His breath caught in his throat. "I've got nano-docs in me. Are you saying—" He couldn't finish the question.

"Yes. You'll need a booster every half century or so to maintain the longevity effect, and to update them on any novel diseases that might have cropped up. Not a problem for a field agent."

This was too much. Every half century or so. He fingered the scar under his shirt. Wait. What else had she just said? "Field agent?"

"Right. With the nano-docs in you, you can't go back to being a temporal. That runs a direct risk of a Deviation. Lucky for you, Control insists that you be given a chance to join our ranks, to become a Timekeeper. Chaos knows why. Ordinarily, they'd send you to the exile colony at the KT boundary." Another cold smile bent her lips. "Alternatively, I could kill you right now. Your choice."

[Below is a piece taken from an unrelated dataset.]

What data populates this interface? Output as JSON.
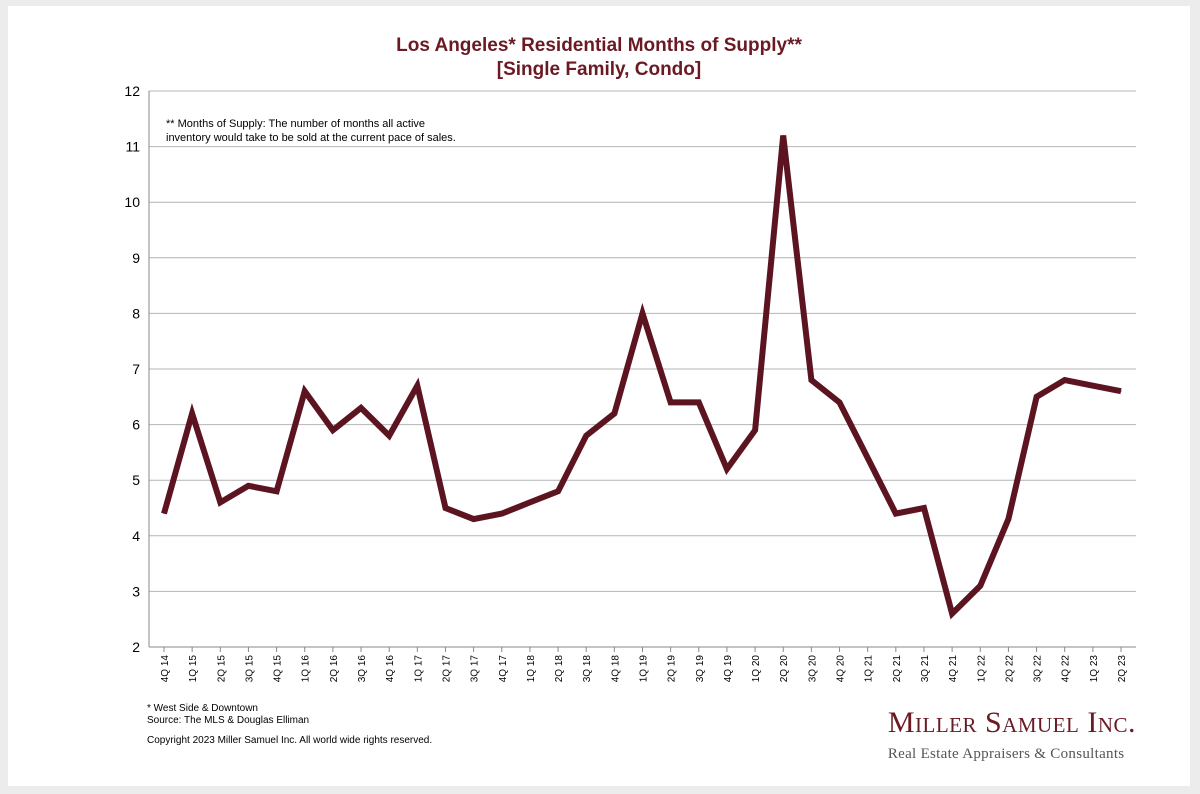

He suppressed a shiver. He was sure she wasn't joking. Whatever it was, maybe being a field agent wouldn't be so bad. It wasn't like his life back in Iowa was going anywhere. A new start sounded like it could be a good thing, especially given who else was a Timekeeper. "You mean be an agent, like Haakon?" His heart quickened at the thought of the man as he'd last seen him, with that sober expression and gallant salute. Maybe they could work together, as partners.

For the first time her face showed emotion: pity. "Not like Haakon. He was a criminal and a renegade. He was brave, I'll give him that. But no, you'd best not be anything like him."

Fear chilled Nathan's core. "He was brave?" His voice quavered.

"Right." She shrugged. "I know the two of you were close. He was injured at the Battle of Stamford Bridge, and then he just vanished. Whatever happened to him, he sacrificed everything for billions of souls. In the end, despite his sins, he was a hero."